22 Oui, mon peuple est bête ; ils ne me connaissent pas. Ce sont des enfants bornés ; ils ne peuvent rien comprendre. Ils sont habiles à faire le mal ; faire le bien, ils ne le savent pas. 23 Je regarde la terre : elle est déserte et vide ; le ciel : la lumière en a disparu. 24 Je regarde les montagnes : elles tremblent ; toutes les collines sont ballottées. 25 Je regarde : il n’y a plus d’hommes et tous les oiseaux ont fui. 26 Je regarde : le pays des vergers est un désert, toutes les villes sont incendiées par le SEIGNEUR, par son ardente colère. 27 Ainsi parle le SEIGNEUR : Toute la terre devient désolation, — pourtant je ne fais pas table rase. 28 C’est pourquoi la terre est en deuil, et, là-haut, le ciel s’assombrit, parce que je l’ai décrété, que j’en ai conçu le projet ; je n’y renonce pas et je ne reviens pas en arrière.

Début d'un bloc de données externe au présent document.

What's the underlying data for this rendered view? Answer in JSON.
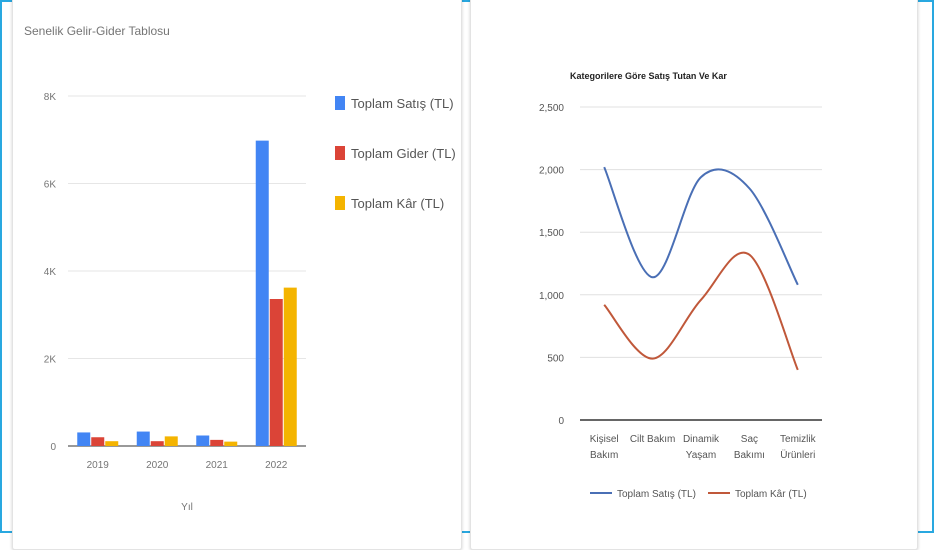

Chers frères et sœurs, la mystique est un parent pauvre de la spiritualité protestante. Les protestants se méfient des croyants qui se disent mystiques. Cette méfiance qui tourne parfois à l’aversion tient peut-être à l’idée selon laquelle la mystique est affaire de superstition, ce qui n’est pas du goût de ceux qui se réfèrent aux textes bibliques en matière de foi. Dès lors que nous considérons que la mystique est une communion intime avec l’Eternel, on imagine le croyant mystique comme une sorte d’illuminé qui s’imaginerait pouvoir entrer en communication directe avec Dieu, ce genre de croyant qu’on affuble de troubles psychiatriques et dont on se moque en disant qu’il y a du monde dans son cerveau…

Cette déconsidération des croyants mystiques est d’autant plus paradoxale que le protestantisme s’enorgueillit par ailleurs d’avoir mis fin à tous les intermédiaires entre Dieu et le croyant, d’avoir cassé toutes les médiations, qu’il s’agisse de l’Église, des saints ou du clergé, qui faisaient obstacles entre Dieu et le croyant. Les protestants se sont même targués d’être des « tutoyeurs de Dieu » ce qui atteste non seulement une proximité, mais une familiarité qui n’a rien à jalouser de la mystique.

Probablement l’imagerie populaire a-t-elle joué un mauvais tour à la mystique en la confinant à l’extase représentée dans une iconographie qui nous laisse perplexe. Quant à l’expérience de « voir la lumière », elle a été reprise dans le langage populaire pour parler de quelqu’un qui prend ses désirs pour la réalité, autrement dit quelqu’un qui a perdu pied.

Mais, si nous laissons de côté ces dérisions, la question de fond nous conduit à nous interroger sur la véritable place de la mystique dans la spiritualité chrétienne : si la mystique revendique une communion intime avec le divin, il se pourrait qu’elle mérite une considération bien plus grande dans nos milieux.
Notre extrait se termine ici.